# Oak Park Dovetail Jig



## ACV (Sep 19, 2006)

Anyone that has purchased the Oak Park Dovetail Jig...I would be glad to get your input it. 

Would it be a tool that a beginner could use?

If you had a choice would you purchase it over lets say a Keller or PC 4212 or the PC Omnijig?

I don't mind spending the time to try to perfect a dovetail so that is why I don't know which way to lean to.

Any help would be greatly appreciated!

Allison


----------



## Bob N (Oct 12, 2004)

Allison,

I believe the Oak-Park dove tail jig you are talking about will not do corner (90*) dovetails, only in board dovetails meaning to join 2 boards in a linear fashion.


----------



## bobj3 (Jan 17, 2006)

Hi ACV

Oak-Park makes one that's neat but not the same as the Keller or PC 4212 or the PC Omnijig type, see link below.

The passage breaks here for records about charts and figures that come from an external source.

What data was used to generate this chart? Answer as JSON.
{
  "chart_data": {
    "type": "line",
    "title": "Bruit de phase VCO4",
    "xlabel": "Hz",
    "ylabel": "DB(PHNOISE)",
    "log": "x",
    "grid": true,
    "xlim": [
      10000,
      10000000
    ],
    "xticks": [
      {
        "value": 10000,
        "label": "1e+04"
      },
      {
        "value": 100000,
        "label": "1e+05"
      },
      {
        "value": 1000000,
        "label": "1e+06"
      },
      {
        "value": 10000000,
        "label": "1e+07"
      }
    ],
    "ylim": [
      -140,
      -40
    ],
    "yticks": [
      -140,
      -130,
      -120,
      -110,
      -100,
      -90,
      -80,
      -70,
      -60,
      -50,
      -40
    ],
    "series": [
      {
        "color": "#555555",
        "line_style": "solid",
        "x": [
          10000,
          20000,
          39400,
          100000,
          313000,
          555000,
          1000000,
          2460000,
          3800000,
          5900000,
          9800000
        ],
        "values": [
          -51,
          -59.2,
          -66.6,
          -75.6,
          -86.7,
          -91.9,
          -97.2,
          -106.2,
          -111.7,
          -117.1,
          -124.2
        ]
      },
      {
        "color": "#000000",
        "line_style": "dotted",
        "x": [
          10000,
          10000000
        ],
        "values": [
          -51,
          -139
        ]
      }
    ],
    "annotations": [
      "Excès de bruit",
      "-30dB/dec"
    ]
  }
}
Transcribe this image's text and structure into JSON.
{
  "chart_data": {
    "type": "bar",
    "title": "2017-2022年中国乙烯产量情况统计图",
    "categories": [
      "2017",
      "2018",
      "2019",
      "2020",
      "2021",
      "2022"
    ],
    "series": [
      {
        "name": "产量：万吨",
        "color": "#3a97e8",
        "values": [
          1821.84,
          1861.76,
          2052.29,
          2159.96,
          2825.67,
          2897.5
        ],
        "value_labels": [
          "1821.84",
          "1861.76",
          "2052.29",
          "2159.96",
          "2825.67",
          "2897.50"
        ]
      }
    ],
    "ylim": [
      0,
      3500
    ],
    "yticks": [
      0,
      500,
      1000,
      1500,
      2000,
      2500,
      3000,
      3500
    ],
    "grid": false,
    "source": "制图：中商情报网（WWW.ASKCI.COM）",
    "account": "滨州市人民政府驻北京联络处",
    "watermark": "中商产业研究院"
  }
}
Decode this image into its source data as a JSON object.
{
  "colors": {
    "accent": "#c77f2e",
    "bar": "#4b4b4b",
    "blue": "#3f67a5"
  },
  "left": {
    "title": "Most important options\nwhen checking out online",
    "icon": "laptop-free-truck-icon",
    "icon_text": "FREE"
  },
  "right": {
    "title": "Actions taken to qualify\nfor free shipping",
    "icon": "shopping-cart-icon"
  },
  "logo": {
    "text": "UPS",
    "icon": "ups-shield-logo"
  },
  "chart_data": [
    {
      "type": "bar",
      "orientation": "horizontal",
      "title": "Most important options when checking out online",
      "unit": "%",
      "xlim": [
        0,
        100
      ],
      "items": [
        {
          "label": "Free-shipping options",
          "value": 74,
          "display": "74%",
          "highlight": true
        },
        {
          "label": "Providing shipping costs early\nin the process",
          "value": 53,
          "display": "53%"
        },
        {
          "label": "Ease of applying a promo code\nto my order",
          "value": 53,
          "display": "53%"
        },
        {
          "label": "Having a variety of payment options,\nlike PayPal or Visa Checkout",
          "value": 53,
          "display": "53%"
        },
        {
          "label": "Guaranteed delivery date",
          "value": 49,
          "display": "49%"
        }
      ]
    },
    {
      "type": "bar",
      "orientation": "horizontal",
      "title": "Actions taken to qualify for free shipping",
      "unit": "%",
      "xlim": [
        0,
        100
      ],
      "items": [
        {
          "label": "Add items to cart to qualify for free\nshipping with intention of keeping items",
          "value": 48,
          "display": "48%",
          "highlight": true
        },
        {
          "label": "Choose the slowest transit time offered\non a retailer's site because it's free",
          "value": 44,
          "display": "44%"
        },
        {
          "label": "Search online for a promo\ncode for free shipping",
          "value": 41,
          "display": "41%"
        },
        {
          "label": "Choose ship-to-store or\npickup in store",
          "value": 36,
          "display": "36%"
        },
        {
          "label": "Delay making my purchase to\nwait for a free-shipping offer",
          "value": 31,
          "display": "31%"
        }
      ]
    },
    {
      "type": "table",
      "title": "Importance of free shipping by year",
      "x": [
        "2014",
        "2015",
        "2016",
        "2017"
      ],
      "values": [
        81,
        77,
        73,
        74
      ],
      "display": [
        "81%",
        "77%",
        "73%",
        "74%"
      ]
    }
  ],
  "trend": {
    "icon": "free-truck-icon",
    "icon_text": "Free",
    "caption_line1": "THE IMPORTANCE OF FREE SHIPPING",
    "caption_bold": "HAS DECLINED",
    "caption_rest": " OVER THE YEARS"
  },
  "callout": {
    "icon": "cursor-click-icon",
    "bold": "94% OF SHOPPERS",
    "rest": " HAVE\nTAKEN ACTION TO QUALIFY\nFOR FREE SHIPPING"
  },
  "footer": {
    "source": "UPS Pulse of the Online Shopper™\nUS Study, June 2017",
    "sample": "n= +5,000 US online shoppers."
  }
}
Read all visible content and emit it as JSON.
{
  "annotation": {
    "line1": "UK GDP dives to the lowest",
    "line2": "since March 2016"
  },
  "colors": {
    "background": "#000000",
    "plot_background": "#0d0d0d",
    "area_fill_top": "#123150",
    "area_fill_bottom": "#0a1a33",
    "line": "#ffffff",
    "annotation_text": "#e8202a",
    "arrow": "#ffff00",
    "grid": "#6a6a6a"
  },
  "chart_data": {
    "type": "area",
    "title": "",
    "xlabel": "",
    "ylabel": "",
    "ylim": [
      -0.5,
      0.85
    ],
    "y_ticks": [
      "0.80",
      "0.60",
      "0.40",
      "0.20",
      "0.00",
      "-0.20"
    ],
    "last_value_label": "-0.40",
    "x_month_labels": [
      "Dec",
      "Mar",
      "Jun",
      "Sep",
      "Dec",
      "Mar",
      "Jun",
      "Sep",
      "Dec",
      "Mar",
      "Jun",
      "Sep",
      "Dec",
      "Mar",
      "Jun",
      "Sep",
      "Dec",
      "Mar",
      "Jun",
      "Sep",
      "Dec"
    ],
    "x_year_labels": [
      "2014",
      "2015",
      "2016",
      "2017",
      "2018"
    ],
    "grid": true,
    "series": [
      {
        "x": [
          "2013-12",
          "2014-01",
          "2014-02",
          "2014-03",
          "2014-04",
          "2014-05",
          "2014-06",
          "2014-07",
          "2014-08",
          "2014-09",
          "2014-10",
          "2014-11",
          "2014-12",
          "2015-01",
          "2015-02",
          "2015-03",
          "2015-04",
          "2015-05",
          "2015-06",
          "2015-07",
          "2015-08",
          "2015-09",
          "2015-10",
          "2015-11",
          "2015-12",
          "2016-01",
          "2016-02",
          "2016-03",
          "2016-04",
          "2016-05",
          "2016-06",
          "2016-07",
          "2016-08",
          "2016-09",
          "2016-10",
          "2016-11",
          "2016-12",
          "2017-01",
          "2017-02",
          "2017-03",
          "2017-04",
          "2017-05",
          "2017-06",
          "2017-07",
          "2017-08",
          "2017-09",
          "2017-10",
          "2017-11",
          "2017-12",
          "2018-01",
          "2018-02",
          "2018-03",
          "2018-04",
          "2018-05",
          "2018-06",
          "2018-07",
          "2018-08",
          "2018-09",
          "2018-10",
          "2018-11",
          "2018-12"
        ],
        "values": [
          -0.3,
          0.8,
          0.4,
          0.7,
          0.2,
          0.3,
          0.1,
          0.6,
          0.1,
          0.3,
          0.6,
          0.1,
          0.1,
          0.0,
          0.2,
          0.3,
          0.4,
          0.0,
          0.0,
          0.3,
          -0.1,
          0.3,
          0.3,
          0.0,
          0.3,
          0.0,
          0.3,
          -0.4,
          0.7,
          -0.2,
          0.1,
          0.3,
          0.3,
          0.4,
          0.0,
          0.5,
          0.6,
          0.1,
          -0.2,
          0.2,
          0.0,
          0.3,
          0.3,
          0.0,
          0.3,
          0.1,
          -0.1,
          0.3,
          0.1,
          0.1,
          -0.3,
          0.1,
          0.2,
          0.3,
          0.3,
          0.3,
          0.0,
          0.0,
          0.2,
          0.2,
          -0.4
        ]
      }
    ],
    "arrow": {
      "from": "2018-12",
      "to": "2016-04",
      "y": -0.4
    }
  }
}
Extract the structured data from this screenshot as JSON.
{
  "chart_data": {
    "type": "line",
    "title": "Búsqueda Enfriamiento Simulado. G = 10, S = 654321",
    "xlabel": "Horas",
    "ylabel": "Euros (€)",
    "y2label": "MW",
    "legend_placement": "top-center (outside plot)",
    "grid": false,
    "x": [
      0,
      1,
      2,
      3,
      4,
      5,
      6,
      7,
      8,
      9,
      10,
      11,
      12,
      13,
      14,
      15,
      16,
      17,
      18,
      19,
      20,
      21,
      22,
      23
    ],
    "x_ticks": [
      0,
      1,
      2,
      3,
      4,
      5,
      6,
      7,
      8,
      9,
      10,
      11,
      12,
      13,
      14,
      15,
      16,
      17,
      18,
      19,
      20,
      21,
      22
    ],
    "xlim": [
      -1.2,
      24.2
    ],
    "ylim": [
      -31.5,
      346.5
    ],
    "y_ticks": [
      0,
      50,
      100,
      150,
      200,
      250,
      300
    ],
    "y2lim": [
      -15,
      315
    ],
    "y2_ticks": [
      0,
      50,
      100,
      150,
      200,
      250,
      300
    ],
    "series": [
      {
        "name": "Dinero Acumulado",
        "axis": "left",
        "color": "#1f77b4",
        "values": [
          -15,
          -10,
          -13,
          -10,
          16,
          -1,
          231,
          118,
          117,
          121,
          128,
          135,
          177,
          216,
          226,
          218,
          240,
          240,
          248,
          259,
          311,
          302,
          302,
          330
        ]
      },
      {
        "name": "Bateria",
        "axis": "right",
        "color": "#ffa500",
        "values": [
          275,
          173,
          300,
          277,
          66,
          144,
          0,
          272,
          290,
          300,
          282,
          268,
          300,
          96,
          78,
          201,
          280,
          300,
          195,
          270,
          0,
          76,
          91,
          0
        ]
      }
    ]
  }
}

http://ca.oak-park.com/catalogue.html?product=EZL0444
http://ca.oak-park.com/catalogue.html?product=EZL0445
http://us.oak-park.com/catalogue.html?list=RTS--

But you should have the Oak-Park system base plate to use it right, the key to dovetail Oak-Park jig is the brass setup Pin,you can drill your base plate but it needs to be on dead center (the right spot ).

They have a neat jig to cut in heart type dovetails, you can see what it looks like by looking at the Sept.06 Contest, or see link below ▼
Scotts post (Bailey's Bedroom Suit) He didn't say he used the Oak-Park jig but it's the only one I know about that will make that type of cut,plus the Hearts ,By the way Scott, real nice job .

http://www.routerforums.com/forum-c...om-oak-park-com-september-2006-contest-6.html

So to say if you don't have a Oak-Park router systems you would be best off to get a PC or the one I like , it's not cheap but it works.
http://www.rockler.com/product.cfm?...EGBGJGMCAGKGJGHDADADADBDB&filter=Dovetail jig
or the one below if you don't want to put that much money out for a dovetail jig.
http://www.rockler.com/product.cfm?...EGBGJGMCAGKGJGHDADADADBDB&filter=Dovetail jig
I also like the one below ▼ BUT it's at 6" max.
http://www.sommerfeldtools.com/products.asp?id=164

Just a NOTE*** Bob N. on the forum had one for sale about a week or two ago but I don't know if he sold it. (PC Type,4212 I think) but you may want to drop him a PM and ask him, could be the right time and the right place to get a great deal on one.

Hope this helps with the Dovetail jig ?

Bj


----------



## Joe Lyddon (Sep 11, 2004)

Will the DT jig let you cut Through DT's as well as Half Blind DT's??

They don't say in the description.


----------



## bobj3 (Jan 17, 2006)

Hi Joe
You lost me what's a DT 

Bj


----------



## bobj3 (Jan 17, 2006)

Hi Joe
Just got it, will the OAK-Park jig let you cut DoveTails
Half Blind and Through Dovetails = yes

Bj 
Just a bit slow today I guess


----------



## Bob N (Oct 12, 2004)

BJ,

Sorry, but the PC4212 is sold. Went faster than popcorn at the movies :sold:


----------



## Mike (Nov 22, 2004)

Allison, for starting out I suggest you get the Oak Park box joint jig. It is simple to learn and use, it also makes a strong decorative joint. Dovetails take a bit more patience to learn and perfect. With the many choices today such as pocket hole joinery, floating tenon systems, Miller dowels or even standard dowels, I would wait on the dovetail jig until you have a few projects under your belt.


----------



## bobj3 (Jan 17, 2006)

Hi ACV

Have you made any saw dust yet with your GREAT router system ?
Did you say it was $1400.oo +,? did it come with router bits also ? 
if so what kind ? (brand name and type )
I know you said, you are going to make a router bit case, how many bits do you have.?
Just asking 

Bj


----------



## ACV (Sep 19, 2006)

Hi Bj,

Yep $1425.00 but I just bought a cheap set of bits at the tradeshow as I already had Whiteside bits ordered out of Saskatchewan (cheapest place I could find) which are on their way. I made sure to get the rabbeting set from Whiteside as well as the top 10 router bits from Fine Woodworking review.

I bought wood for the display cabinet out of plansnow.com.
http://www.workbenchplans.com/plansnow-cmp2005/cmp-plansnow-displaycab.pdf

Allison


----------



## challagan (Feb 7, 2006)

Glad you were able to sell it Bob! Nice set up... some one got a great deal!

corey


----------